Anyway, I digress. The first odd thing about the rock shelf is that it appeared to be andesite, with occasional nodules showing through. The rock was impenetrable however, and hammer blows merely bounced. The second odd and rather disturbing aspect to this area was the strong smell of animal decomposition. I don't know if you have ever stumbled-over the corpse of a dead fox in farmland during high summer but this was considerably more potent. In my mind's eye I could see some great slain marine saurian just offshore dashed among the rocks, its grey flesh pensively picked-over by gulls, one glazed eye still huge and bright in my torchlight. Or perhaps this was where one such creature brought its prey for later consumption. A sea-monster's larder. A Mosasaur's midden. Was there a cavern beneath my feet laden with rotting seals and Moray dolphins? I made my way further along the edge considering all this carefully.

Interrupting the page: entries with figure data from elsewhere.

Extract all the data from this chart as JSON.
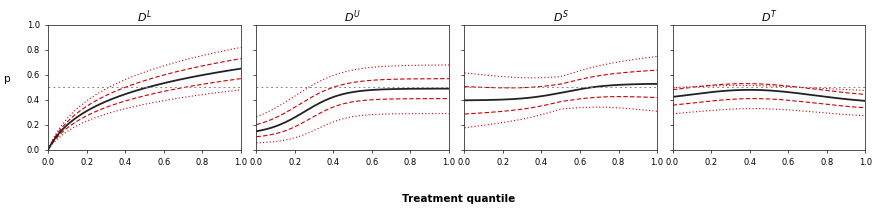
{
  "panels": [
    {
      "title_text": "$D^L$"
    },
    {
      "title_text": "$D^U$"
    },
    {
      "title_text": "$D^S$"
    },
    {
      "title_text": "$D^T$"
    }
  ],
  "xlabel": "Treatment quantile",
  "ylabel": "p",
  "line_color_mean": "#222222",
  "line_color_ci1": "#cc0000",
  "line_color_ci2": "#cc0000",
  "hline_color": "#888888",
  "background_color": "#ffffff",
  "tick_fontsize": 6,
  "label_fontsize": 7.5,
  "title_fontsize": 8
}
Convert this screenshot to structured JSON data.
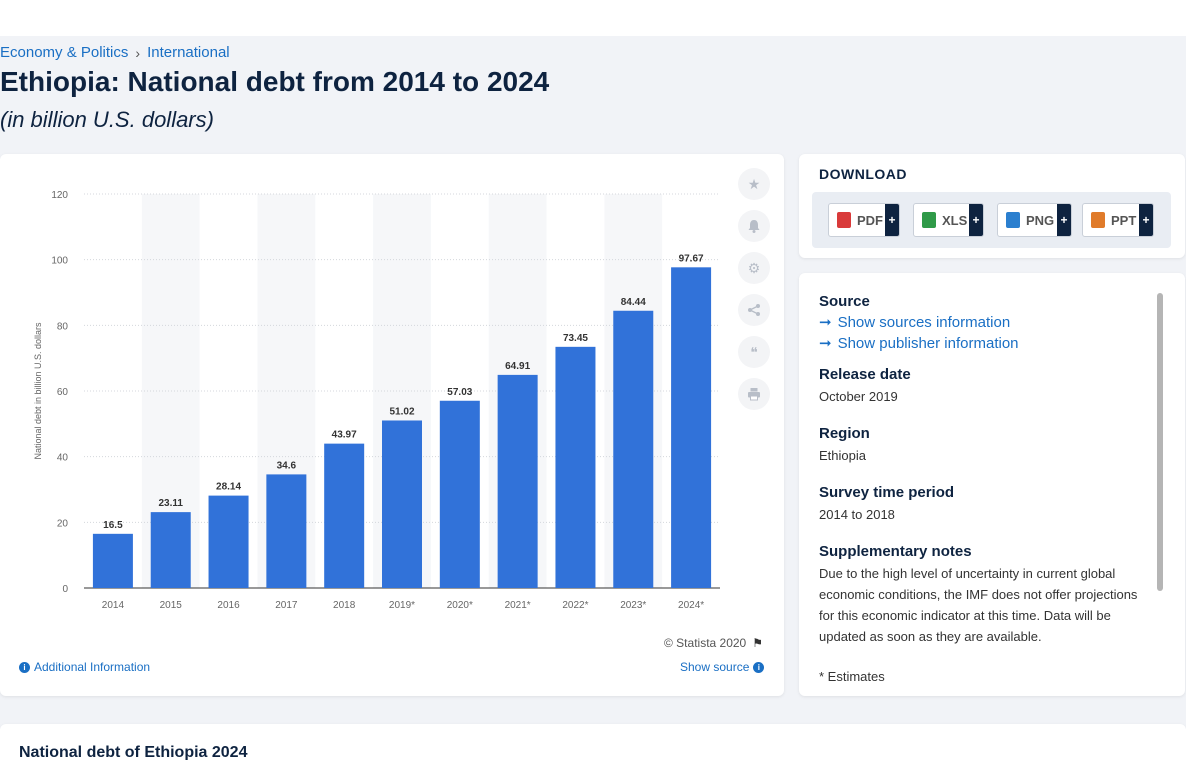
{
  "breadcrumb": {
    "items": [
      "Economy & Politics",
      "International"
    ],
    "separator": "›"
  },
  "page": {
    "title": "Ethiopia: National debt from 2014 to 2024",
    "subtitle": "(in billion U.S. dollars)"
  },
  "chart_data": {
    "type": "bar",
    "categories": [
      "2014",
      "2015",
      "2016",
      "2017",
      "2018",
      "2019*",
      "2020*",
      "2021*",
      "2022*",
      "2023*",
      "2024*"
    ],
    "values": [
      16.5,
      23.11,
      28.14,
      34.6,
      43.97,
      51.02,
      57.03,
      64.91,
      73.45,
      84.44,
      97.67
    ],
    "value_labels": [
      "16.5",
      "23.11",
      "28.14",
      "34.6",
      "43.97",
      "51.02",
      "57.03",
      "64.91",
      "73.45",
      "84.44",
      "97.67"
    ],
    "ylabel": "National debt in billion U.S. dollars",
    "xlabel": "",
    "ylim": [
      0,
      120
    ],
    "yticks": [
      0,
      20,
      40,
      60,
      80,
      100,
      120
    ],
    "bar_color": "#3172d9",
    "grid": true,
    "legend": "none"
  },
  "chart_footer": {
    "copyright": "© Statista 2020",
    "additional_info": "Additional Information",
    "show_source": "Show source"
  },
  "tools": {
    "icons": [
      "star-icon",
      "bell-icon",
      "gear-icon",
      "share-icon",
      "quote-icon",
      "print-icon"
    ]
  },
  "download": {
    "title": "DOWNLOAD",
    "buttons": [
      {
        "label": "PDF",
        "color": "#d93a3a"
      },
      {
        "label": "XLS",
        "color": "#2f9a48"
      },
      {
        "label": "PNG",
        "color": "#2b7fcf"
      },
      {
        "label": "PPT",
        "color": "#e07b2a"
      }
    ],
    "plus": "+"
  },
  "info": {
    "source_heading": "Source",
    "show_sources": "Show sources information",
    "show_publisher": "Show publisher information",
    "release_heading": "Release date",
    "release_value": "October 2019",
    "region_heading": "Region",
    "region_value": "Ethiopia",
    "survey_heading": "Survey time period",
    "survey_value": "2014 to 2018",
    "notes_heading": "Supplementary notes",
    "notes_value": "Due to the high level of uncertainty in current global economic conditions, the IMF does not offer projections for this economic indicator at this time. Data will be updated as soon as they are available.",
    "estimated": "* Estimates"
  },
  "bottom": {
    "title": "National debt of Ethiopia 2024"
  },
  "colors": {
    "accent": "#1a6fc4",
    "navy": "#0e2340"
  }
}
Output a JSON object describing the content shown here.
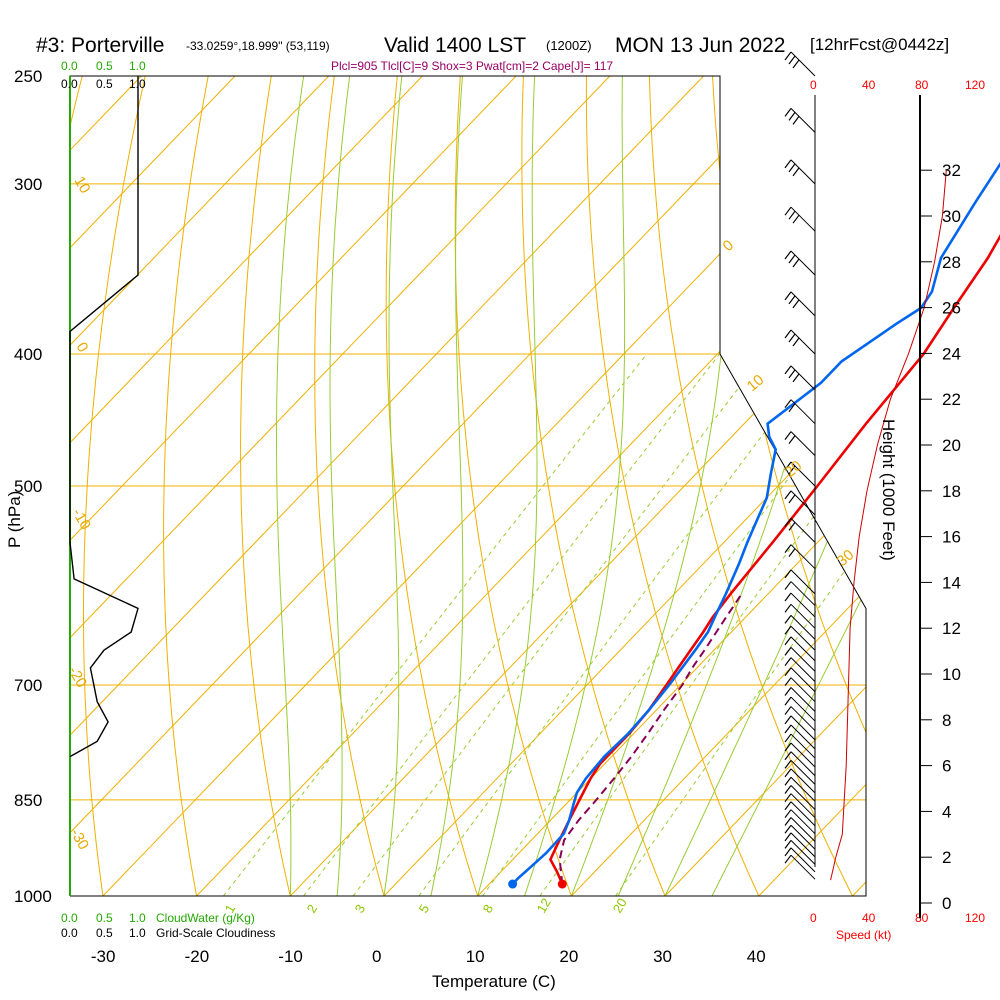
{
  "header": {
    "station": "#3: Porterville",
    "coords": "-33.0259°,18.999\" (53,119)",
    "valid": "Valid 1400 LST",
    "zulu": "(1200Z)",
    "date": "MON 13 Jun 2022",
    "forecast": "[12hrFcst@0442z]",
    "indices": "Plcl=905 Tlcl[C]=9 Shox=3 Pwat[cm]=2 Cape[J]= 117"
  },
  "colors": {
    "temperature": "#ee0000",
    "dewpoint": "#0066ee",
    "parcel": "#880055",
    "isotherm": "#f0b000",
    "dry_adiabat": "#f0b000",
    "moist_adiabat": "#99cc33",
    "mixing_ratio": "#99cc33",
    "cloudwater": "#22aa00",
    "wind_speed": "#cc0000"
  },
  "chart_data": {
    "type": "line",
    "title": "#3: Porterville",
    "xlabel": "Temperature (C)",
    "ylabel": "P (hPa)",
    "right_ylabel": "Height (1000 Feet)",
    "x_ticks": [
      "-30",
      "-20",
      "-10",
      "0",
      "10",
      "20",
      "30",
      "40"
    ],
    "y_ticks": [
      "250",
      "300",
      "400",
      "500",
      "700",
      "850",
      "1000"
    ],
    "height_ticks": [
      "0",
      "2",
      "4",
      "6",
      "8",
      "10",
      "12",
      "14",
      "16",
      "18",
      "20",
      "22",
      "24",
      "26",
      "28",
      "30",
      "32"
    ],
    "speed_ticks": [
      "0",
      "40",
      "80",
      "120"
    ],
    "speed_label": "Speed (kt)",
    "cloud_ticks": [
      "0.0",
      "0.5",
      "1.0"
    ],
    "cloudwater_label": "CloudWater (g/Kg)",
    "cloudiness_label": "Grid-Scale Cloudiness",
    "isotherm_labels": [
      "10",
      "0",
      "-10",
      "-20",
      "-30"
    ],
    "dry_adiabat_labels": [
      "0",
      "10",
      "20",
      "30"
    ],
    "mixing_labels": [
      "1",
      "2",
      "3",
      "5",
      "8",
      "12",
      "20"
    ],
    "series": [
      {
        "name": "Temperature",
        "points": [
          [
            17.8,
            980
          ],
          [
            16,
            960
          ],
          [
            14,
            940
          ],
          [
            13,
            910
          ],
          [
            12,
            880
          ],
          [
            11,
            850
          ],
          [
            10,
            820
          ],
          [
            9.5,
            800
          ],
          [
            9.5,
            760
          ],
          [
            9.2,
            730
          ],
          [
            8.5,
            700
          ],
          [
            8,
            680
          ],
          [
            7.5,
            660
          ],
          [
            7,
            640
          ],
          [
            6.5,
            625
          ],
          [
            6,
            600
          ],
          [
            5.2,
            550
          ],
          [
            4.2,
            500
          ],
          [
            3.0,
            450
          ],
          [
            2.0,
            400
          ],
          [
            0.5,
            370
          ],
          [
            -1,
            340
          ],
          [
            -2.5,
            320
          ],
          [
            -4,
            300
          ],
          [
            -5,
            285
          ],
          [
            -6,
            270
          ],
          [
            -7,
            255
          ]
        ]
      },
      {
        "name": "Dewpoint",
        "points": [
          [
            12.5,
            980
          ],
          [
            12.5,
            970
          ],
          [
            12.7,
            950
          ],
          [
            12.9,
            930
          ],
          [
            12.8,
            900
          ],
          [
            12,
            880
          ],
          [
            11,
            860
          ],
          [
            10,
            840
          ],
          [
            9.5,
            820
          ],
          [
            9.2,
            790
          ],
          [
            9.4,
            760
          ],
          [
            9.2,
            730
          ],
          [
            8.8,
            700
          ],
          [
            8,
            660
          ],
          [
            7.5,
            640
          ],
          [
            6.5,
            620
          ],
          [
            5.5,
            600
          ],
          [
            3.8,
            570
          ],
          [
            2.5,
            550
          ],
          [
            0,
            510
          ],
          [
            -2,
            490
          ],
          [
            -4,
            470
          ],
          [
            -6,
            460
          ],
          [
            -7.5,
            450
          ],
          [
            -6,
            420
          ],
          [
            -6,
            405
          ],
          [
            -4,
            380
          ],
          [
            -3,
            370
          ],
          [
            -3.5,
            360
          ],
          [
            -6,
            340
          ],
          [
            -8,
            310
          ],
          [
            -10,
            280
          ],
          [
            -11,
            258
          ]
        ]
      },
      {
        "name": "Parcel",
        "dashed": true,
        "points": [
          [
            17.8,
            980
          ],
          [
            15,
            940
          ],
          [
            13.5,
            910
          ],
          [
            13,
            880
          ],
          [
            12.8,
            850
          ],
          [
            12.5,
            820
          ],
          [
            12.1,
            790
          ],
          [
            11.5,
            760
          ],
          [
            10.8,
            730
          ],
          [
            10.2,
            700
          ],
          [
            9.5,
            680
          ],
          [
            9,
            660
          ],
          [
            8.4,
            640
          ],
          [
            7.8,
            620
          ],
          [
            7.2,
            600
          ]
        ]
      }
    ],
    "surface_points": {
      "temperature": [
        17.8,
        980
      ],
      "dewpoint": [
        12.5,
        980
      ]
    },
    "wind_speed_kt": [
      [
        12,
        1
      ],
      [
        16,
        2
      ],
      [
        21,
        3
      ],
      [
        22,
        4
      ],
      [
        24,
        6
      ],
      [
        25,
        8
      ],
      [
        26,
        10
      ],
      [
        27,
        12
      ],
      [
        30,
        14
      ],
      [
        34,
        16
      ],
      [
        40,
        18
      ],
      [
        48,
        20
      ],
      [
        58,
        22
      ],
      [
        72,
        24
      ],
      [
        84,
        26
      ],
      [
        92,
        28
      ],
      [
        98,
        30
      ],
      [
        101,
        32
      ]
    ],
    "cloud_fraction": [
      [
        0.5,
        250
      ],
      [
        0.5,
        350
      ],
      [
        0.0,
        385
      ],
      [
        0.0,
        550
      ],
      [
        0.03,
        585
      ],
      [
        0.5,
        615
      ],
      [
        0.45,
        640
      ],
      [
        0.25,
        660
      ],
      [
        0.15,
        680
      ],
      [
        0.2,
        720
      ],
      [
        0.28,
        745
      ],
      [
        0.2,
        770
      ],
      [
        0.0,
        790
      ]
    ],
    "xlim": [
      -30,
      40
    ],
    "ylim": [
      1000,
      250
    ]
  }
}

At the time of writing, the cliffs and crags south of my chosen destination at Whistleberry Farm and the nearby Whistleberry Castle have become a crime scene after the death of a woman and injury of a man exploring the area during the night. This is a perilous place, and obviously is best explored during daylight hours.

The beach here is framed by steeply inclined farmland and imposing cliffs in all directions but that of the sea. I had begun searching by torchlight, only turning up a few shards or partial nodules even after some time. I was particularly uncomfortable and felt watched. If there has been one time in my life when I can suggest that this feeling was not just a result of paranoia then this is it. I remember it being cold and windless, but the grey pebbles were illuminated in the stark moonlight and everything seemed almost overwhelmingly grey and silvery. Even the sea was the colour of slate.

Who would have been observing me? A local farmer perhaps? It would have appeared to be very strange behaviour from a distance to see someone searching shingle at a fairly remote cove by torchlight. Perhaps even a matter for some discussion. It was this notion that caused me to eventually turn tail and make the return journey to the car using the same route I had utilised on my approach.

In recent days I have been struck by the relentlessness of time, and how I wish it was possible to "press pause" amidst it all and properly take stock of what has been. Yet, of course, it is the very fact that we cannot escape the pull of time even momentarily that makes some of the literature we create so compulsive and vital. We see the past as gloried and pure and we instill it with nostalgia and sentimentality.

It is for this reason that I wished to note down the above event, primarily to illustrate the power the landscape can have over us but also to say that despite it being an anecdote from a melancholic time, including foolhardy behaviour of which I do not condone and am not proud, it is a memory I travel to in my mind from time-to-time in order to make my peace with it.